Tyne and Wear Metro station in Newcastle upon Tyne

Walkergate is a Tyne and Wear Metro station, serving Walkergate, Newcastle upon Tyne in Tyne and Wear, England. It joined the network on 14 November 1982, following the opening of the fourth phase of the network, between Tynemouth and St James via Wallsend.

==History==
The station was opened on 22 June 1839 by the Newcastle and North Shields Railway. This later became part of the North Tyneside Loop, served by the North Eastern Railway. The station was renamed Walker Gate in April 1889. In the days of British Rail, the station was known as both Walkergate and Walker Gate. The Tyne and Wear Metro, however, uses the single word form.

Following closure for conversion in the early 1980s, the station was demolished and re-built.
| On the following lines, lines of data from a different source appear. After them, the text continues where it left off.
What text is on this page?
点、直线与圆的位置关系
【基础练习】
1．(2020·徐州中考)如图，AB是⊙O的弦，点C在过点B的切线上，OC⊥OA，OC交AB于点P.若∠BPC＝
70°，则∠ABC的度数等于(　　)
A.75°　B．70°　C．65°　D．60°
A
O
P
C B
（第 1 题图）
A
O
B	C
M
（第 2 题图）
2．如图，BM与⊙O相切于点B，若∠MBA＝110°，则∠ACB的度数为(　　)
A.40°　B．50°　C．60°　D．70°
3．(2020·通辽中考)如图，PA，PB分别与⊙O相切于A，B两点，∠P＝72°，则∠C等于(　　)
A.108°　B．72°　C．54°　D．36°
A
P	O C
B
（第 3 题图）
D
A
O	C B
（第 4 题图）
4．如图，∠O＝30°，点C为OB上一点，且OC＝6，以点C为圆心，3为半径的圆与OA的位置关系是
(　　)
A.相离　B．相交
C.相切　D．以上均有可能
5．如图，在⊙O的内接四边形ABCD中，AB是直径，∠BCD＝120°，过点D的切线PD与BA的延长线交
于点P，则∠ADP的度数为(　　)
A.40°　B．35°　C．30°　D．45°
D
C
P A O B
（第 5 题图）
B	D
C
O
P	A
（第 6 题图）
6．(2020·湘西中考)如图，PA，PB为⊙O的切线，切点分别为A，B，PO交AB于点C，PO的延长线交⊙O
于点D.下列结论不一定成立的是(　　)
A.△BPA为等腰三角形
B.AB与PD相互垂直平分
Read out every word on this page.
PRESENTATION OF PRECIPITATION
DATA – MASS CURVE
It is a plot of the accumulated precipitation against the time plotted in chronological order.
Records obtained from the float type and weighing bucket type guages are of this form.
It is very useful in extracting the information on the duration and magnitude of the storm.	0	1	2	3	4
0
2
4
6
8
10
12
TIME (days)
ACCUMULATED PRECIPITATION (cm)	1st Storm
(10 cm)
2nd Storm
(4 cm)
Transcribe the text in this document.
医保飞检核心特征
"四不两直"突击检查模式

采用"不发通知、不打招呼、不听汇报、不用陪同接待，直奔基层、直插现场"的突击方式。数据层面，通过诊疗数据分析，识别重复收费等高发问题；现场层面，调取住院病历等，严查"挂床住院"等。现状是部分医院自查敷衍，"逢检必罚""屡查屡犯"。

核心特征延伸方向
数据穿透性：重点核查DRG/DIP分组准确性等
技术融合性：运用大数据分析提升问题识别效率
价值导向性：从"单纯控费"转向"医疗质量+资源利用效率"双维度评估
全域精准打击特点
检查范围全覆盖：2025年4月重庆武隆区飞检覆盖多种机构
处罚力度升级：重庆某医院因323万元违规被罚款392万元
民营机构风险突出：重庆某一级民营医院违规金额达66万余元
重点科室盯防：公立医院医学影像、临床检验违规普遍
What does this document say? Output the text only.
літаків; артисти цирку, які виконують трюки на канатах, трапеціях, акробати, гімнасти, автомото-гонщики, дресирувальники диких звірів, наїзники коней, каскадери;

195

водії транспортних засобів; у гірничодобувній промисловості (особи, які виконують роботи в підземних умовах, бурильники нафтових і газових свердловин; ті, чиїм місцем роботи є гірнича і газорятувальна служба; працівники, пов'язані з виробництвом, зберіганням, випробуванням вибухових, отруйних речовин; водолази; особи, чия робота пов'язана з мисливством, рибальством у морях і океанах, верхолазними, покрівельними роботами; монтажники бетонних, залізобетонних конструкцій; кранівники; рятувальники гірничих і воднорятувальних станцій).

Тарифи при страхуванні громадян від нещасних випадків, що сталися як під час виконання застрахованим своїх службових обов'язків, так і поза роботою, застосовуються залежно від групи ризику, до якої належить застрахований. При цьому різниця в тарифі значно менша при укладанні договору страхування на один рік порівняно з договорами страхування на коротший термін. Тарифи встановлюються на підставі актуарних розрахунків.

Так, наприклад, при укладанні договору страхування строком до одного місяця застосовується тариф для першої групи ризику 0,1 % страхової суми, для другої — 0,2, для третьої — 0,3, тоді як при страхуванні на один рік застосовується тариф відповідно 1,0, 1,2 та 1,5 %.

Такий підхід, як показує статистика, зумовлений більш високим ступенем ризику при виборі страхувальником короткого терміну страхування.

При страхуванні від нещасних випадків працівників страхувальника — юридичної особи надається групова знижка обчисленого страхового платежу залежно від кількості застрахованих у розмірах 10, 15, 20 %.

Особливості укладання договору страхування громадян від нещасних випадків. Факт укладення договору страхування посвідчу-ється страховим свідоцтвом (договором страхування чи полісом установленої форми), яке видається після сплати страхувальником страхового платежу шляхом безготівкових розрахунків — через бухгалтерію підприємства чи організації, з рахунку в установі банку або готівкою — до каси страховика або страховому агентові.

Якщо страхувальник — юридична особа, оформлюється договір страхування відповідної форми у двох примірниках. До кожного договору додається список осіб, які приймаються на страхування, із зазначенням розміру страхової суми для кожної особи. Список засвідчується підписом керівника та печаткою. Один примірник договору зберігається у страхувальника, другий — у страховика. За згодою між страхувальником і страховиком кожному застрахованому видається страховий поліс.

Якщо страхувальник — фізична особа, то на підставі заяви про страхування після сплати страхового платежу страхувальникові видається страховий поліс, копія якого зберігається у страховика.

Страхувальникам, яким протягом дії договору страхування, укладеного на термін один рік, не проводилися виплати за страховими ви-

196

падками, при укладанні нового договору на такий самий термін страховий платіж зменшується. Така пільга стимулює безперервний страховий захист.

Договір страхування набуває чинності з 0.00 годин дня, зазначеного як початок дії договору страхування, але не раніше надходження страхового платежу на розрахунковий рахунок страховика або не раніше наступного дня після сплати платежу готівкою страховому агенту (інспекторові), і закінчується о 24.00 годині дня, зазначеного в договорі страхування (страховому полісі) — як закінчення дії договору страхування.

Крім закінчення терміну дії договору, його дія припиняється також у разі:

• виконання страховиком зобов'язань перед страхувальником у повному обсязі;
The original North Eastern Railway footbridge was preserved, and is now located at Pickering station, on the North Yorkshire Moors Railway.

The station underwent modernisation work between September 2013 and July 2014, as part of the Metro: All Change programme. This involved improvements to accessibility (including the installation of a passenger lift), aesthetic changes, and the introduction of new smart ticket machines and validators.

== Facilities ==
Step-free access is available at all stations across the Tyne and Wear Metro network, with ramps providing step-free access to both platforms, as well as a lift providing step-free access to platform 1 (for trains towards Whitley Bay). The station is equipped with ticket machines, sheltered waiting area, seating, next train information displays, timetable posters, and an emergency help point on both platforms. Ticket machines are able to accept payment with credit and debit card (including contactless payment), notes and coins. The station is also fitted with smartcard validators, which feature at all stations across the network.

There is a small free car park available at the station, with 24 spaces. There is also the provision for cycle parking, with three cycle pods available for use.

== Services ==
As of April 2021, the station is served by up to five trains per hour on weekdays and Saturday, and up to four trains per hour during the evening and on Sunday.